21. Hukuk Dairesi 2012/11880 E. , 2013/2035 K.
"İçtihat Metni"MAHKEMESİ :İş Mahkemesi
Davacılar, iş kazası sonucu maluliyetten doğan maddi ve manevi tazminatın ödetilmesine karar verilmesini istemiştir.
Mahkeme ilamında belirtildiği şekilde, isteğin kısmen kabulüne karar vermiştir.
Hükmün, taraf vekilleri tarafından temyiz edilmesi üzerine temyiz isteğinin süresinde olduğu anlaşıldıktan ve Tetkik Hakimi ... tarafından düzenlenen raporla dosyadaki kağıtlar okunduktan sonra işin gereği düşünüldü ve aşağıdaki karar tespit edildi.
K A R A R
1-Dosyadaki yazılara, kararın dayandığı delillerle, kanuni gerektirici nedenlere göre; tarafların aşağıdaki bendlerin kapsamı dışında kalan sair temyiz itirazlarının reddine,
2-Dava, iş kazası sonucu sigortalının maddi ve manevi zararları ile yakınlarının manevi zararlarının giderilmesi istemine ilişkindir.
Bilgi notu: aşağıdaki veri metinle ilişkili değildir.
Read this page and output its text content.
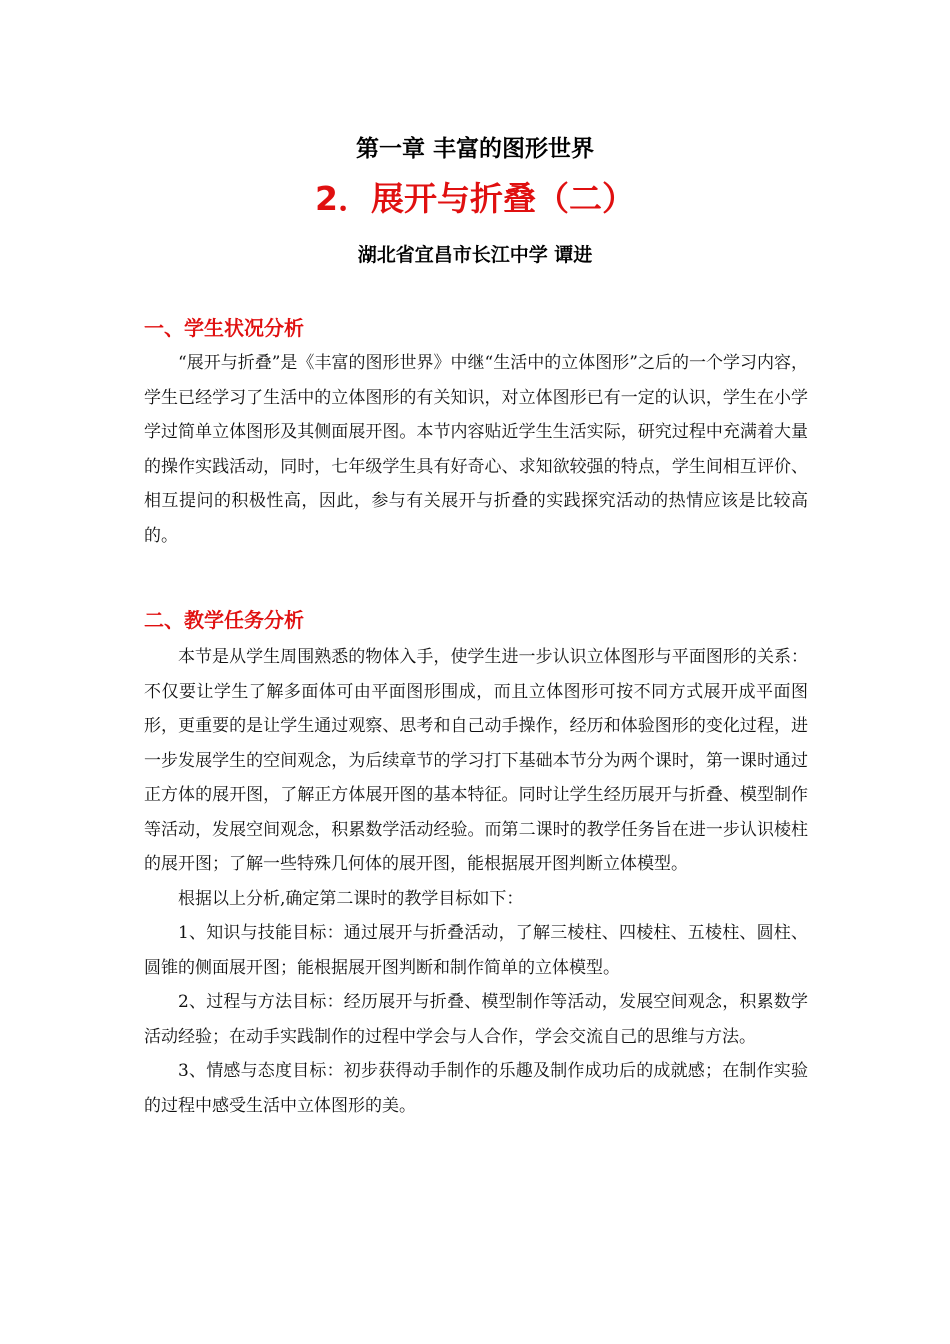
第一章 丰富的图形世界
2．展开与折叠（二）
湖北省宜昌市长江中学 谭进
一、学生状况分析

“展开与折叠”是《丰富的图形世界》中继“生活中的立体图形”之后的一个学习内容，学生已经学习了生活中的立体图形的有关知识，对立体图形已有一定的认识，学生在小学学过简单立体图形及其侧面展开图。本节内容贴近学生生活实际，研究过程中充满着大量的操作实践活动，同时，七年级学生具有好奇心、求知欲较强的特点，学生间相互评价、相互提问的积极性高，因此，参与有关展开与折叠的实践探究活动的热情应该是比较高的。

二、教学任务分析

本节是从学生周围熟悉的物体入手，使学生进一步认识立体图形与平面图形的关系：不仅要让学生了解多面体可由平面图形围成，而且立体图形可按不同方式展开成平面图形，更重要的是让学生通过观察、思考和自己动手操作，经历和体验图形的变化过程，进一步发展学生的空间观念，为后续章节的学习打下基础本节分为两个课时，第一课时通过正方体的展开图，了解正方体展开图的基本特征。同时让学生经历展开与折叠、模型制作等活动，发展空间观念，积累数学活动经验。而第二课时的教学任务旨在进一步认识棱柱的展开图；了解一些特殊几何体的展开图，能根据展开图判断立体模型。

根据以上分析,确定第二课时的教学目标如下：

1、知识与技能目标：通过展开与折叠活动，了解三棱柱、四棱柱、五棱柱、圆柱、圆锥的侧面展开图；能根据展开图判断和制作简单的立体模型。

2、过程与方法目标：经历展开与折叠、模型制作等活动，发展空间观念，积累数学活动经验；在动手实践制作的过程中学会与人合作，学会交流自己的思维与方法。

3、情感与态度目标：初步获得动手制作的乐趣及制作成功后的成就感；在制作实验的过程中感受生活中立体图形的美。
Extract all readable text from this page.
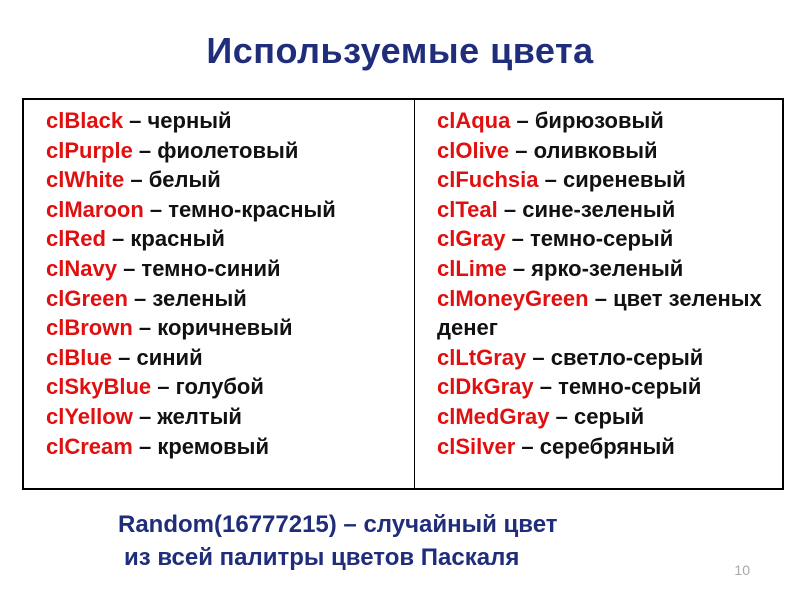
Используемые цвета
clBlack – черный
clPurple – фиолетовый
clWhite – белый
clMaroon – темно-красный
clRed – красный
clNavy – темно-синий
clGreen – зеленый
clBrown – коричневый
clBlue – синий
clSkyBlue – голубой
clYellow – желтый
clCream – кремовый
clAqua – бирюзовый
clOlive – оливковый
clFuchsia – сиреневый
clTeal – сине-зеленый
clGray – темно-серый
clLime – ярко-зеленый
clMoneyGreen – цвет зеленых денег
clLtGray – светло-серый
clDkGray – темно-серый
clMedGray – серый
clSilver – серебряный
Random(16777215) – случайный цвет
из всей палитры цветов Паскаля	10
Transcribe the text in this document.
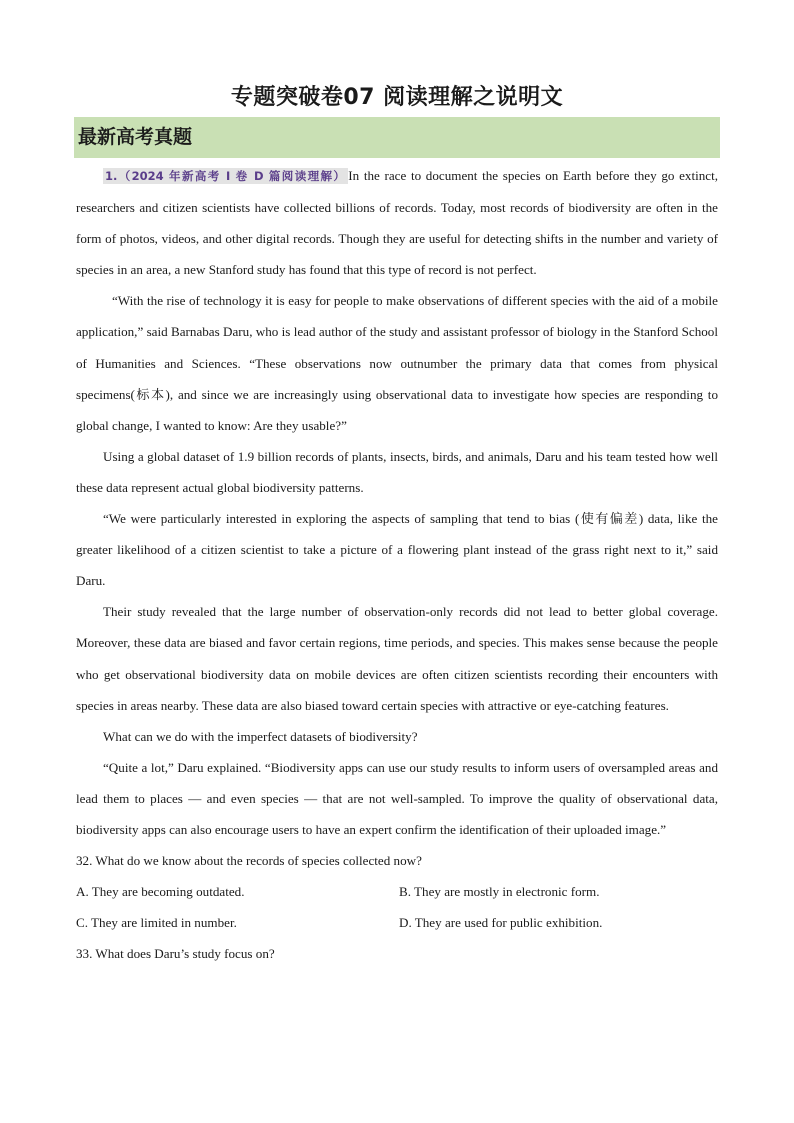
专题突破卷07 阅读理解之说明文
最新高考真题

1.（2024 年新高考 I 卷 D 篇阅读理解） In the race to document the species on Earth before they go extinct, researchers and citizen scientists have collected billions of records. Today, most records of biodiversity are often in the form of photos, videos, and other digital records. Though they are useful for detecting shifts in the number and variety of species in an area, a new Stanford study has found that this type of record is not perfect.

“With the rise of technology it is easy for people to make observations of different species with the aid of a mobile application,” said Barnabas Daru, who is lead author of the study and assistant professor of biology in the Stanford School of Humanities and Sciences. “These observations now outnumber the primary data that comes from physical specimens(标本), and since we are increasingly using observational data to investigate how species are responding to global change, I wanted to know: Are they usable?”

Using a global dataset of 1.9 billion records of plants, insects, birds, and animals, Daru and his team tested how well these data represent actual global biodiversity patterns.

“We were particularly interested in exploring the aspects of sampling that tend to bias (使有偏差) data, like the greater likelihood of a citizen scientist to take a picture of a flowering plant instead of the grass right next to it,” said Daru.

Their study revealed that the large number of observation-only records did not lead to better global coverage. Moreover, these data are biased and favor certain regions, time periods, and species. This makes sense because the people who get observational biodiversity data on mobile devices are often citizen scientists recording their encounters with species in areas nearby. These data are also biased toward certain species with attractive or eye-catching features.

What can we do with the imperfect datasets of biodiversity?

“Quite a lot,” Daru explained. “Biodiversity apps can use our study results to inform users of oversampled areas and lead them to places — and even species — that are not well-sampled. To improve the quality of observational data, biodiversity apps can also encourage users to have an expert confirm the identification of their uploaded image.”

32. What do we know about the records of species collected now?
A. They are becoming outdated.	B. They are mostly in electronic form.
C. They are limited in number.	D. They are used for public exhibition.
33. What does Daru’s study focus on?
Mahkemece, davanın kabulü ile; davacı sigortalı yönünden 78.155,93 TL maddi tazminatın ve 25.000,00 TL manevi tazminatın olay tarihinden itibaren yasal faizi ile davalılardan müştereken ve müteselsilen tahsili ile davacıya verilmesine, davacı eş yönünden 15.000,00 TL manevi tazminatın olay tarihinden itibaren yasal faizi ile davalılardan müştereken ve müteselsilen tahsili ile davacıya verilmesine, davacı çocuklar yönünden ayrı ayrı 5.000,00 TL manevi tazminatın olay tarihinden itibaren yasal faizi ile davalılardan müştereken ve müteselsilen tahsili ile davacılara verilmesine karar verilmiştir.
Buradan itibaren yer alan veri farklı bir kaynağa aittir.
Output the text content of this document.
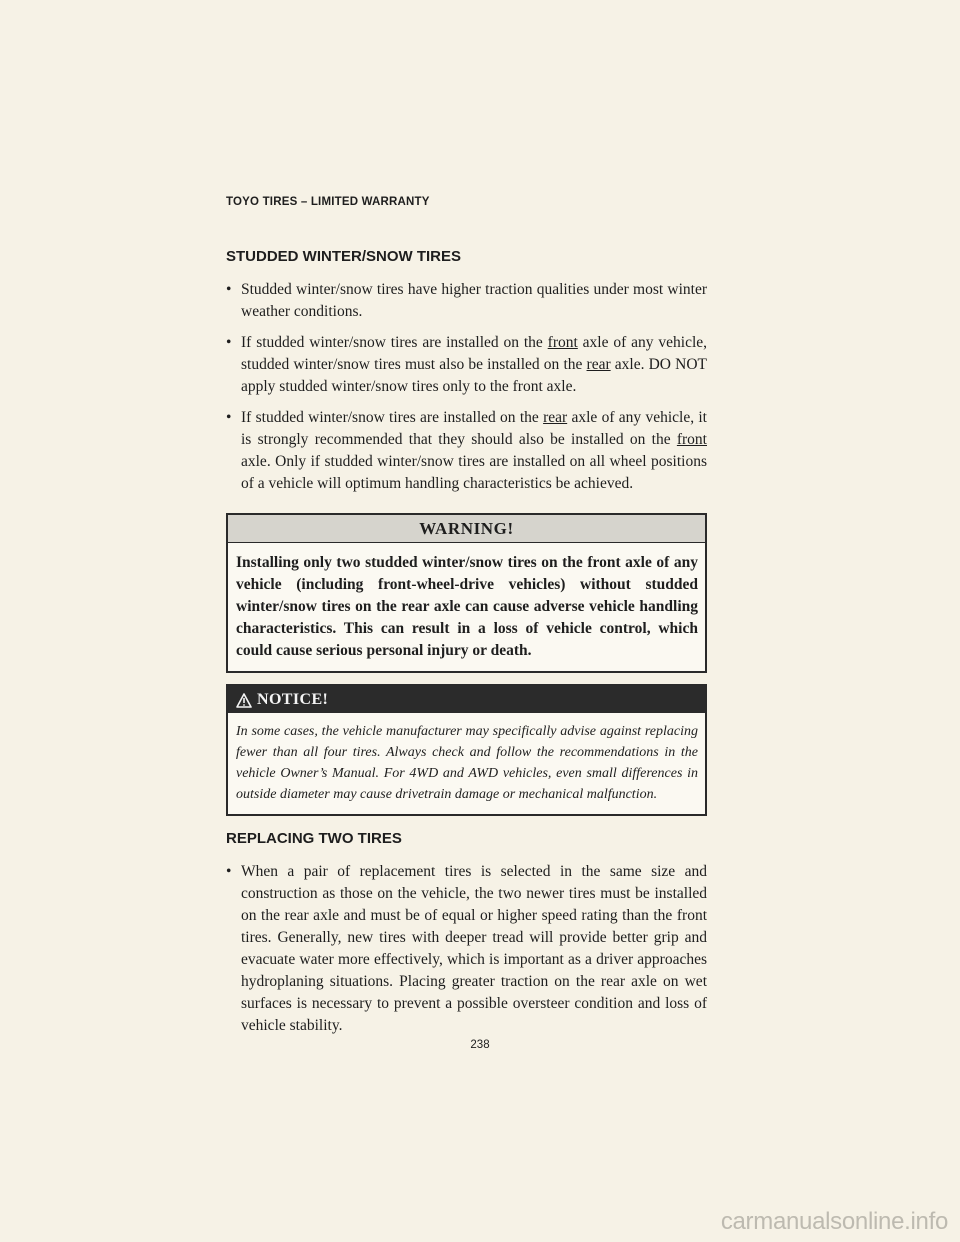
TOYO TIRES – LIMITED WARRANTY
STUDDED WINTER/SNOW TIRES
• Studded winter/snow tires have higher traction qualities under most winter weather conditions.
• If studded winter/snow tires are installed on the front axle of any vehicle, studded winter/snow tires must also be installed on the rear axle. DO NOT apply studded winter/snow tires only to the front axle.
• If studded winter/snow tires are installed on the rear axle of any vehicle, it is strongly recommended that they should also be installed on the front axle. Only if studded winter/snow tires are installed on all wheel positions of a vehicle will optimum handling characteristics be achieved.
WARNING!
Installing only two studded winter/snow tires on the front axle of any vehicle (including front-wheel-drive vehicles) without studded winter/snow tires on the rear axle can cause adverse vehicle handling characteristics. This can result in a loss of vehicle control, which could cause serious personal injury or death.
NOTICE!
In some cases, the vehicle manufacturer may specifically advise against replacing fewer than all four tires. Always check and follow the recommendations in the vehicle Owner’s Manual. For 4WD and AWD vehicles, even small differences in outside diameter may cause drivetrain damage or mechanical malfunction.
REPLACING TWO TIRES
• When a pair of replacement tires is selected in the same size and construction as those on the vehicle, the two newer tires must be installed on the rear axle and must be of equal or higher speed rating than the front tires. Generally, new tires with deeper tread will provide better grip and evacuate water more effectively, which is important as a driver approaches hydroplaning situations. Placing greater traction on the rear axle on wet surfaces is necessary to prevent a possible oversteer condition and loss of vehicle stability.
238
carmanualsonline.info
İş kazası nedeniyle hükmedilecek maddi ve manevi tazminatın miktarını doğrudan etkilemesi nedeniyle, işçide oluşan meslekte güç kayıp oranının hiçbir kuşku ve duraksamaya yer vermeksizin kesin olarak saptanması gerekir.
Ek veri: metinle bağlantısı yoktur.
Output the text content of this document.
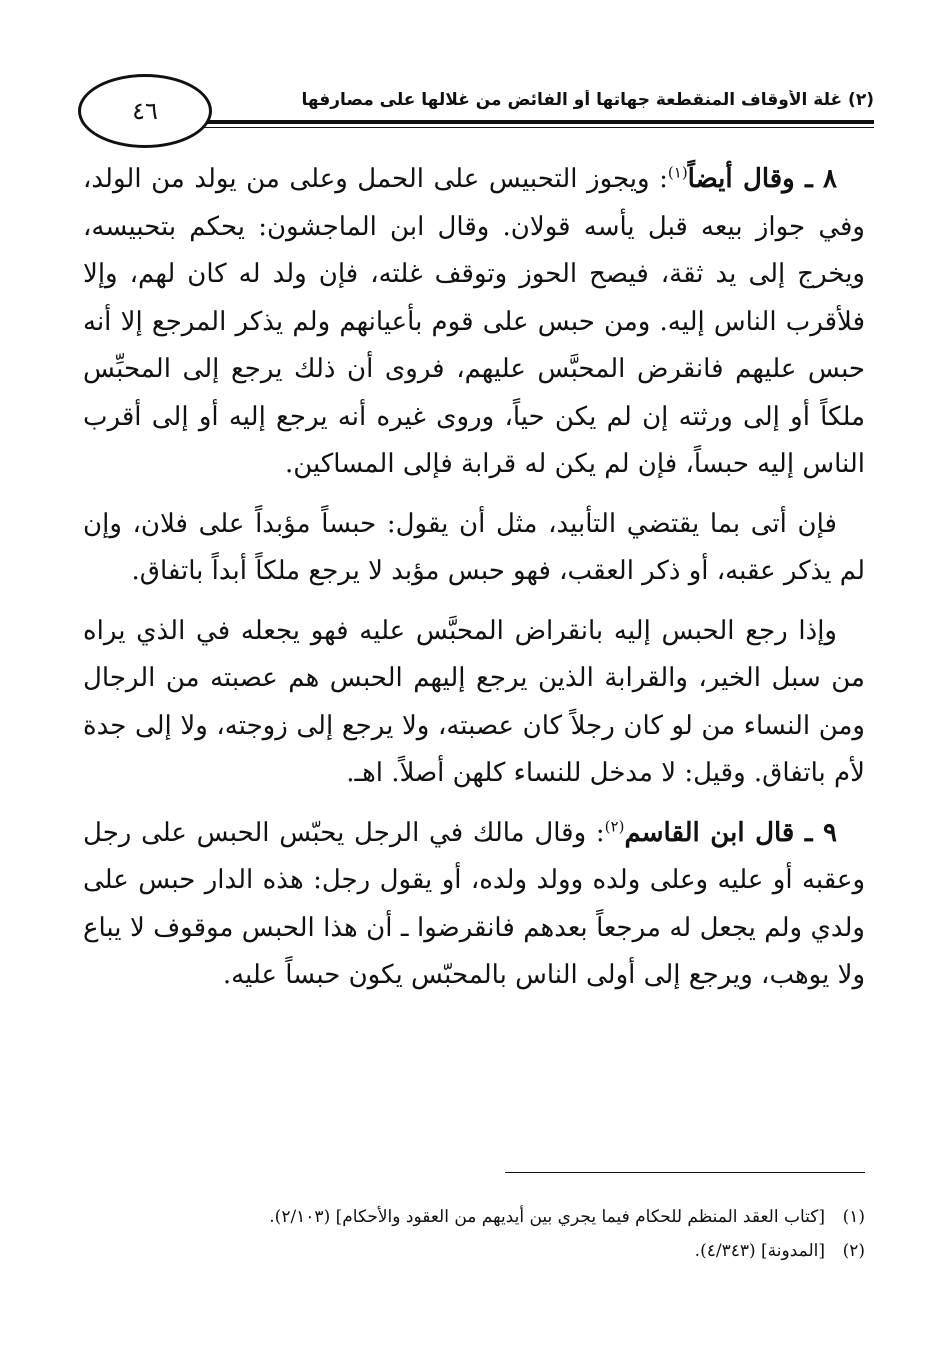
٤٦	(٢) غلة الأوقاف المنقطعة جهاتها أو الفائض من غلالها على مصارفها

٨ ـ وقال أيضاً$^{(١)}$: ويجوز التحبيس على الحمل وعلى من يولد من الولد، وفي جواز بيعه قبل يأسه قولان. وقال ابن الماجشون: يحكم بتحبيسه، ويخرج إلى يد ثقة، فيصح الحوز وتوقف غلته، فإن ولد له كان لهم، وإلا فلأقرب الناس إليه. ومن حبس على قوم بأعيانهم ولم يذكر المرجع إلا أنه حبس عليهم فانقرض المحبَّس عليهم، فروى أن ذلك يرجع إلى المحبِّس ملكاً أو إلى ورثته إن لم يكن حياً، وروى غيره أنه يرجع إليه أو إلى أقرب الناس إليه حبساً، فإن لم يكن له قرابة فإلى المساكين.

فإن أتى بما يقتضي التأبيد، مثل أن يقول: حبساً مؤبداً على فلان، وإن لم يذكر عقبه، أو ذكر العقب، فهو حبس مؤبد لا يرجع ملكاً أبداً باتفاق.

وإذا رجع الحبس إليه بانقراض المحبَّس عليه فهو يجعله في الذي يراه من سبل الخير، والقرابة الذين يرجع إليهم الحبس هم عصبته من الرجال ومن النساء من لو كان رجلاً كان عصبته، ولا يرجع إلى زوجته، ولا إلى جدة لأم باتفاق. وقيل: لا مدخل للنساء كلهن أصلاً. اهـ.

٩ ـ قال ابن القاسم$^{(٢)}$: وقال مالك في الرجل يحبّس الحبس على رجل وعقبه أو عليه وعلى ولده وولد ولده، أو يقول رجل: هذه الدار حبس على ولدي ولم يجعل له مرجعاً بعدهم فانقرضوا ـ أن هذا الحبس موقوف لا يباع ولا يوهب، ويرجع إلى أولى الناس بالمحبّس يكون حبساً عليه.

(١)
[كتاب العقد المنظم للحكام فيما يجري بين أيديهم من العقود والأحكام] (٢/١٠٣).
(٢)
[المدونة] (٤/٣٤٣).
Bu yönüyle davanın yasal dayanağı 5510 sayılı Yasanın 95. maddesidir. Anılan maddeye göre "Bu Kanun gereğince, yurt dışında tedavi için yapılacak sevklere, çalışma gücü kaybı, geçici iş göremezlik ödeneklerinin verilmesine ilişkin raporlar ile iş kazası ve meslek hastalığı sonucu meslekte kazanma gücü veya çalışma gücü kaybına esas teşkil edecek sağlık kurulu raporlarının usûl ve esaslarını, bu raporları vermeye yetkili sağlık hizmeti sunucularının sahip olması gereken kriterleri belirlemeye, usûlüne uygun olmayan sağlık kurulu raporu ve dayanağı tıbbî belgeleri düzenleyen sağlık hizmet sunucusuna iade edecek belirlenen bilgileri içerecek şekilde yeniden düzenlenmesini istemeye Kurum Yetkilidir. Usûlüne uygun sağlık kurulu raporu ve dayanağı tıbbî belgeler ile gerekli diğer
belgelerin incelenmesiyle; yurt dışında tedavi için yapılacak sevklere, vazife malullük derecesini, iş kazası veya meslek hastalığı sonucu tespit edilen meslekte kazanma gücünün kaybına veya meslekte kazanma gücünün kaybı derecelerine ilişkin usûlüne uygun düzenlenmiş sağlık kurulu raporları ve diğer belgelere istinaden Kurumca verilen karara ilgililerin itirazı halinde, durum Sosyal Sigorta Yüksek Sağlık Kurulunca karara bağlanır.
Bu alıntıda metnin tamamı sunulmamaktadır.